人面鬼妆(第2页)
他的尖叫从愤怒的高音滑进了哽咽的中音,又从中音滑进了模糊的低音,最后变成了一种让人听了牙齿发酸的呜咽。水手掐着他的喉咙和四肢,每当他挣扎的幅度大一点,手就收紧一分,五根手指的指节从他脖子两侧的颈动脉窦上滑过去,每滑一次就让他短暂地眼前发黑。他的反抗不是战斗性的,是溺水型的——毫无章法地乱蹬乱踢,指甲在自己脖子上划出了一道道血痕,嘴里吐出来的句子开始断断续续,越来越短,越来越没逻辑。
郑寒川在三十倒下之后往耗子的方向冲了两步。水淹到大腿根,每一步都像在泥浆里走路。他伸出右手——右手指尖周围的温度在急速下降,水面上已经开始出现细碎的冰碴。他想用死寒之寂逼退那些困住耗子的水手,就像昨天逼退围住三十的那些手一样。冰层从他的脚下往外蔓延,薄而脆,在浑浊的水面上发出细密的碎裂声。冰层碰到第一只水手的时候,那只手的手指开始结霜,霜从指尖往上爬了半寸就停了。冰层碰到第二只手的时候,霜还没爬满指节就碎了。郑寒川感觉到胸口的寒意正在往外扩散,但速度不够快,力度不够强,像是一个还没学会控制水压的水龙头,拧到最大也只能喷出断断续续的水柱。他昨晚已经耗尽了一整管力气压制镜子的变化,现在残存的余量撑不起第二次死寒之寂。他用尽全力往前推了一寸,冰层又往前延伸了半尺,但耗子离他还有一臂远。就一臂远。
然后所有的水手同时发力。
五只手同时往五个不同的方向猛拽——天花板、墙壁、地板、铁门、楼梯口。那只缠住耗子脖子的手也在同一瞬间收紧。耗子的脖子在收紧的手指里被压到了极限,他最后发出了一声短促的、被掐扁的气音,像是有什么话卡在喉咙里想说但再也说不出来了。然后五只手同时松开。
【提示:玩家1093782546已死亡】
【剩余玩家:4人】
郑寒川僵在原地。右手还保持着伸出去的姿势,指尖周围还在冒着淡蓝色的寒气。一臂远。一臂远他够不到。一臂远他就能把冰层推进到耗子脚底,逼退缠着他脚踝的那只手。一臂远他就能多撑三秒。三秒耗子就能从鬼手里脱身。

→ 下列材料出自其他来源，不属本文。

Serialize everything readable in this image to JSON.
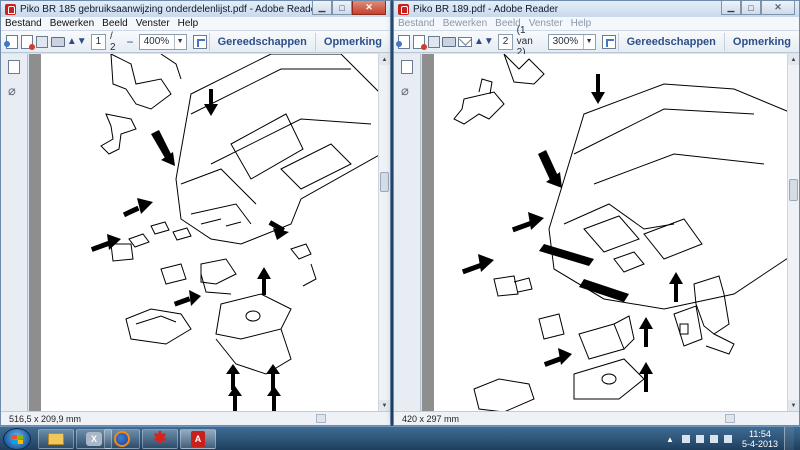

他把手收回来,低头看着自己的右手手掌。手指是正常的,皮肤是正常的,指甲缝里嵌着在浴缸里挣扎时刮下来的白色陶瓷粉末。这只手昨天冻住了一整片水面,今天连一臂远的距离都够不着。他没有时间练习,没有人教他怎么收放,他甚至不知道自己还有多少“余量”可以用——这些东西面板上没写,论坛上没有攻略,他只能靠自己的直觉一次次撞。撞赢了活下来,撞输了——
荆棘鸟站在地窖出口下方。她已经爬出去了,膝盖跪在窟窿边缘的木框上,双手撑着地砖,剧烈地喘着粗气。她的脸上没有劫后余生的庆幸。她的眼睛死死盯着地窖下面的郑寒川——那个站在一群鬼手中间的年轻男人,手们已经不攻击他了。从他身上往外冒蓝色寒气的那一刻起,水手们就从他的方向往后退缩。它们没有散开,没有消失,只是停在他周围三步以外的地方,悬浮在水面上方,手掌朝向他,五指微张,像是在看什么东西。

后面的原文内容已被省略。